Histoire courte.

J’ai allumé le four et y ai glissé les pommes de terre sous leur couche de fromage, machinalement, sans regarder ce que j’y mettais. Je n’avais que faire du plat qui allait cuire, à vrai dire je ne pensais à rien d’autre que ce que tu venais d’asséner à nos vies, ce coup qui faisait voler en éclat un quotidien que je chérissais depuis quelques années. Après ton retour.

Sans me prévenir tu as décidé de couper le fil qui nous reliait encore à cette famille que nous avions fabriqué de toutes pièces, avec les uns. Avec les autres aussi. Sans me prévenir toujours tu as appelé Mariane, et lui a demandé de t’héberger ces jours de transition, elle a dit oui après quelques secondes d’hésitation. Je n’ai pas compris pourquoi elle ne m’avait rien confié, à moi. Nous étions amies et tu venais saccager ce que nous avions mis des mois à construire, pourtant elle ne m’avait rien dit. Les raisons de ton départ étaient encore obscures mais honnêtement je m’en foutais pas mal. Tu étais revenu après des années de silence et le visage de maman qui se décomposait au fil des mois.
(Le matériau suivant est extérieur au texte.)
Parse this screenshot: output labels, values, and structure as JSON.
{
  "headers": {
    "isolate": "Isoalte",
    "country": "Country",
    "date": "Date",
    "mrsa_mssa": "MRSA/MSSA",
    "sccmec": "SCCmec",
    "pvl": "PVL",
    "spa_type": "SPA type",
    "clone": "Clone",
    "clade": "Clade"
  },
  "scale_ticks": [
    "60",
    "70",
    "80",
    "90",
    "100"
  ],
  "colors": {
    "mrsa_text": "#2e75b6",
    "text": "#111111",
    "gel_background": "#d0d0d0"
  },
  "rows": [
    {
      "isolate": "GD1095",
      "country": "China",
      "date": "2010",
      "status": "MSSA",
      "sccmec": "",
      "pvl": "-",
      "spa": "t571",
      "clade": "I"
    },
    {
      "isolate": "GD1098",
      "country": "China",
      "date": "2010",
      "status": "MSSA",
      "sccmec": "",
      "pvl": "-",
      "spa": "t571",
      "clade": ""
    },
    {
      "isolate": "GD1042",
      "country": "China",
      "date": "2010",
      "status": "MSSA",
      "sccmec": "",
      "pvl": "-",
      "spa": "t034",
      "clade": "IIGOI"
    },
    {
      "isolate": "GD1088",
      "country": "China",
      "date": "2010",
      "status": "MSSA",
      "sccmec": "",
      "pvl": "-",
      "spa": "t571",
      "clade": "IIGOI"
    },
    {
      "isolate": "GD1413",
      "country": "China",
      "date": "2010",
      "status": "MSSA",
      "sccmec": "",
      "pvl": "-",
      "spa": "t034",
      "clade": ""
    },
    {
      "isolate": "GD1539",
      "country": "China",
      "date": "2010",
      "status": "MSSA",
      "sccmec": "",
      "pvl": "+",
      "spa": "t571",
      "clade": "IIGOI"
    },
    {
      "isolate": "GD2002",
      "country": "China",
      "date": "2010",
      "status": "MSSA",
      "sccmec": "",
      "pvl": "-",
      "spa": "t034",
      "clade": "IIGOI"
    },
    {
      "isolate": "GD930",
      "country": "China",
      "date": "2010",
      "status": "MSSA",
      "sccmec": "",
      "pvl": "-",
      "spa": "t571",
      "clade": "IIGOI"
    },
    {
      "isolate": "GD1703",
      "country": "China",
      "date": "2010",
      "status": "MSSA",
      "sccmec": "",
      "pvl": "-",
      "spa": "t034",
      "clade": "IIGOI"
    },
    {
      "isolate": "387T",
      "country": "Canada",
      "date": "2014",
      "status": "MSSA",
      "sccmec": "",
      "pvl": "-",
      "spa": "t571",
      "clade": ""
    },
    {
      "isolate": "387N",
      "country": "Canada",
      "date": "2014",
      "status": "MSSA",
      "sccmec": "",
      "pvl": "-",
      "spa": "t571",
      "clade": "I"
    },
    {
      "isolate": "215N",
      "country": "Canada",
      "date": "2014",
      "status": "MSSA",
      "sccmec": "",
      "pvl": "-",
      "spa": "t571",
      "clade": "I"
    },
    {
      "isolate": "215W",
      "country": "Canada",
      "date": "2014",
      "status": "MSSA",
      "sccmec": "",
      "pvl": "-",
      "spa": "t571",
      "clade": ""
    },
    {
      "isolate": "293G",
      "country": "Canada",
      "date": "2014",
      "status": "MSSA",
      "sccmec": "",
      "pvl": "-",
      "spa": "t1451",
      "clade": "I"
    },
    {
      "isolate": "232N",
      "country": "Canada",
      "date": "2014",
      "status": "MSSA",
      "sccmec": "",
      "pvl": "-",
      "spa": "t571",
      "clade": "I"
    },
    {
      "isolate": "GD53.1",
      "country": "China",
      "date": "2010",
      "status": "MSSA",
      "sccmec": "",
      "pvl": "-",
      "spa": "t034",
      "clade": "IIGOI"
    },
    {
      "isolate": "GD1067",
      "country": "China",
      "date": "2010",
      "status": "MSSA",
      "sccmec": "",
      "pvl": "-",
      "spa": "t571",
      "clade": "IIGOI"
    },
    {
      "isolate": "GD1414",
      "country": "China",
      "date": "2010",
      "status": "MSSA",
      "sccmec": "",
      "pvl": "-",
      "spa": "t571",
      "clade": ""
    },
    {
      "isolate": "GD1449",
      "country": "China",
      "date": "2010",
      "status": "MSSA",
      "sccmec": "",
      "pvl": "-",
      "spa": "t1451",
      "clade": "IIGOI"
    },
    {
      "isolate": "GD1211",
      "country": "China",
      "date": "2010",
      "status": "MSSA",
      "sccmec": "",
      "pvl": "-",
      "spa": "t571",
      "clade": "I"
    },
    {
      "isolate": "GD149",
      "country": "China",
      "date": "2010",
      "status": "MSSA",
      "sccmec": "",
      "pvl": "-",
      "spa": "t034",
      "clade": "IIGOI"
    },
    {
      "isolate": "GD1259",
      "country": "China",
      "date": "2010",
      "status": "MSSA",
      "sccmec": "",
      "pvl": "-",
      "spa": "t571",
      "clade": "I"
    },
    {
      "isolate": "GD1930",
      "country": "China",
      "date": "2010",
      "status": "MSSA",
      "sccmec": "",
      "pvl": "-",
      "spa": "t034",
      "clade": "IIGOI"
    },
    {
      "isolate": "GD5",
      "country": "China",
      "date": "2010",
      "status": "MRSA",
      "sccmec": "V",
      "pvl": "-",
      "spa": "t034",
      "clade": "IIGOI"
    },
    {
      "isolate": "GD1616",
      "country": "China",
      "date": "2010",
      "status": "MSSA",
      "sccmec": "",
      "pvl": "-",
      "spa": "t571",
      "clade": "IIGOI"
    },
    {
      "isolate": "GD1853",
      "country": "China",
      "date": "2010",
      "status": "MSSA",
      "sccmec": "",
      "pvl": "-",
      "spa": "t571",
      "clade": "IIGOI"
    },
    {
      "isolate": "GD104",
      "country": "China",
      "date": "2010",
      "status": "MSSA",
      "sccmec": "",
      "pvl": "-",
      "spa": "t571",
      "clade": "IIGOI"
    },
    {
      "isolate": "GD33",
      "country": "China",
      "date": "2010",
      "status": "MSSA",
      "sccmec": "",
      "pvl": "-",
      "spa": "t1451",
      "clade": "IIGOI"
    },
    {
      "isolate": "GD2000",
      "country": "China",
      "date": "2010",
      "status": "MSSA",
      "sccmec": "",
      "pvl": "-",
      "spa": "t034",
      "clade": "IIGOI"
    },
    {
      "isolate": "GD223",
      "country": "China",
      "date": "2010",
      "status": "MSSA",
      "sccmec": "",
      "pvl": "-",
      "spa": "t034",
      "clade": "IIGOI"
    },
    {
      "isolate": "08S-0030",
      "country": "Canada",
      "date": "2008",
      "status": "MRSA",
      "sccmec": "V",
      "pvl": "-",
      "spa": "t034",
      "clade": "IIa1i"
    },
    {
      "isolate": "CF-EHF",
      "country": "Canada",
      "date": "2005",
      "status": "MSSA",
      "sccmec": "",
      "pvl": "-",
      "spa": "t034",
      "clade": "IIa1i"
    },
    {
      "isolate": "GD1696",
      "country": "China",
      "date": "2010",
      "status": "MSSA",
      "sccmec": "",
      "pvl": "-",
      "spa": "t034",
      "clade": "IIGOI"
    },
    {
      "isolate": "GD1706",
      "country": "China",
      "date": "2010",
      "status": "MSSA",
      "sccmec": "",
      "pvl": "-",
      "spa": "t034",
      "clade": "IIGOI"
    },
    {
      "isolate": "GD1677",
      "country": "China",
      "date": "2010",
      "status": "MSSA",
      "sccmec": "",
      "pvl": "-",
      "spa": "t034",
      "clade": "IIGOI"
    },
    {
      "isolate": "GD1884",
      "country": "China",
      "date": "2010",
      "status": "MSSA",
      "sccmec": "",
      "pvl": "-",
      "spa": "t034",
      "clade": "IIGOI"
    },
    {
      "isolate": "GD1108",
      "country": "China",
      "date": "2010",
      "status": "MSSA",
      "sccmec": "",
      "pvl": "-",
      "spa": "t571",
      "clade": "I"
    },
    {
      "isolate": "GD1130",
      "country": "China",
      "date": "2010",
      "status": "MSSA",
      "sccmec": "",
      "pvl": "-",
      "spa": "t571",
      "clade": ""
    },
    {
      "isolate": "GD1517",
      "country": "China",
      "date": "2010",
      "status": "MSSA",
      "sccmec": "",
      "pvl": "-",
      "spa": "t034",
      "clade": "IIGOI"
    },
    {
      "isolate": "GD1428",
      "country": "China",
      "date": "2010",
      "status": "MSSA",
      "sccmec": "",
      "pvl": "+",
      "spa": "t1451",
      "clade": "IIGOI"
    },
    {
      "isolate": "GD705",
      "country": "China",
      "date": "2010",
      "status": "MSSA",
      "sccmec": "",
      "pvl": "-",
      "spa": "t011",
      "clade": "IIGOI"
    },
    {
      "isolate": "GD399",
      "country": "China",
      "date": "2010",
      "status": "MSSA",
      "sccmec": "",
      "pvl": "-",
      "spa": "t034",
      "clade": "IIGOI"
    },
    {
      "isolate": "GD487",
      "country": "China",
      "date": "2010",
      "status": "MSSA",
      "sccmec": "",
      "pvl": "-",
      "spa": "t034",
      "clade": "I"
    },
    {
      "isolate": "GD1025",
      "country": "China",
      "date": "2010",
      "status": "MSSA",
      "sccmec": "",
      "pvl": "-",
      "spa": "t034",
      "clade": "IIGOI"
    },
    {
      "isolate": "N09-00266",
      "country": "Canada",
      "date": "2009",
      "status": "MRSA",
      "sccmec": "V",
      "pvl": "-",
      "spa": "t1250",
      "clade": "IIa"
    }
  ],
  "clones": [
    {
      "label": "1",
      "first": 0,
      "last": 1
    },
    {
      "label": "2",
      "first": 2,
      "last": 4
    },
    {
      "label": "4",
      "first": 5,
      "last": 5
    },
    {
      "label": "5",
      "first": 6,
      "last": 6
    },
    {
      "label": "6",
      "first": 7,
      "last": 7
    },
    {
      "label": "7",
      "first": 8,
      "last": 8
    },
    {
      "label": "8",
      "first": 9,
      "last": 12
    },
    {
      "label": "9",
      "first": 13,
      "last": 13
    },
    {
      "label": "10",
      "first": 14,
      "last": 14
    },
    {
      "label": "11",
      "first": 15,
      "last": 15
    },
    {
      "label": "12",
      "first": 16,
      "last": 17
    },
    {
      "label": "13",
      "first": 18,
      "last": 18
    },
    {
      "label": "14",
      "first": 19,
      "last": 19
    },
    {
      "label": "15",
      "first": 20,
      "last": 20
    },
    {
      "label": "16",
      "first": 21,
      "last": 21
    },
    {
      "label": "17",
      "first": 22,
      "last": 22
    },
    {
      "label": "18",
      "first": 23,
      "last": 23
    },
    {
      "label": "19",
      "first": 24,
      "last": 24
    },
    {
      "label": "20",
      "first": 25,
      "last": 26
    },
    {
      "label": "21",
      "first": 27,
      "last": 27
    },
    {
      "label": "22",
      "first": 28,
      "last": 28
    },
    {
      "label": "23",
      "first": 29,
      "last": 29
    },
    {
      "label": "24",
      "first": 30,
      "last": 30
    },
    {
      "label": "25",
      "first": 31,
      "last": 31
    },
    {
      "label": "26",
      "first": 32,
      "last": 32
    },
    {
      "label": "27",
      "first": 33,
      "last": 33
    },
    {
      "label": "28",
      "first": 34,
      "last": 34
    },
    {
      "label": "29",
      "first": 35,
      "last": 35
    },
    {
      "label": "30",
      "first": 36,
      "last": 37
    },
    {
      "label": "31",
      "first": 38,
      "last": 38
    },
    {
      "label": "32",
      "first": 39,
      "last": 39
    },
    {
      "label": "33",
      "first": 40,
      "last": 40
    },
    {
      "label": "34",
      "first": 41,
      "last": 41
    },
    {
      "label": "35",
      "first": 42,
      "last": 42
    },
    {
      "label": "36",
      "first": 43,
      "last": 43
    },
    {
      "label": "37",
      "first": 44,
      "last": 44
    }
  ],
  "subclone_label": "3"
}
Nous, on avait juste besoin de toi, de tes rires à table, de tes coups de gueule quand on parlait trop fort alors que tu regardais la télé ou quand tu cherchais une chemise et que tu désespérais de ne pas la trouver. Nous, on pensait que jamais tu ne serais capable de repartir. Depuis que tu étais rentré, il y a peut-être cinq ou six ans, nous avions changé entre temps, nous nous étions renforcés, soudés les uns aux autres, nous cinq. Six. La porte du four était brulante mais je n’avais pas senti la chaleur sur ma main. Zazie chantait à tue tête dans la chaine-hifi du salon et j’aurais eu envie qu’elle se taise, parce que mon cerveau bouillonnait. Trop. J’aimais la vie que nous menions depuis que tu étais revenu et personne ici ne comprenait pourquoi tu repartais, personne ici n’avait anticipé ce nouveau départ. Tu passais d’une ville à l’autre depuis des années, mais tu avais réussi à nous faire croire à nous, que tu savais ici te stabiliser et aimer ce que nous étions. Ne repars pas. Le gratin sera meilleur ici qu’ailleurs. C’est une promesse.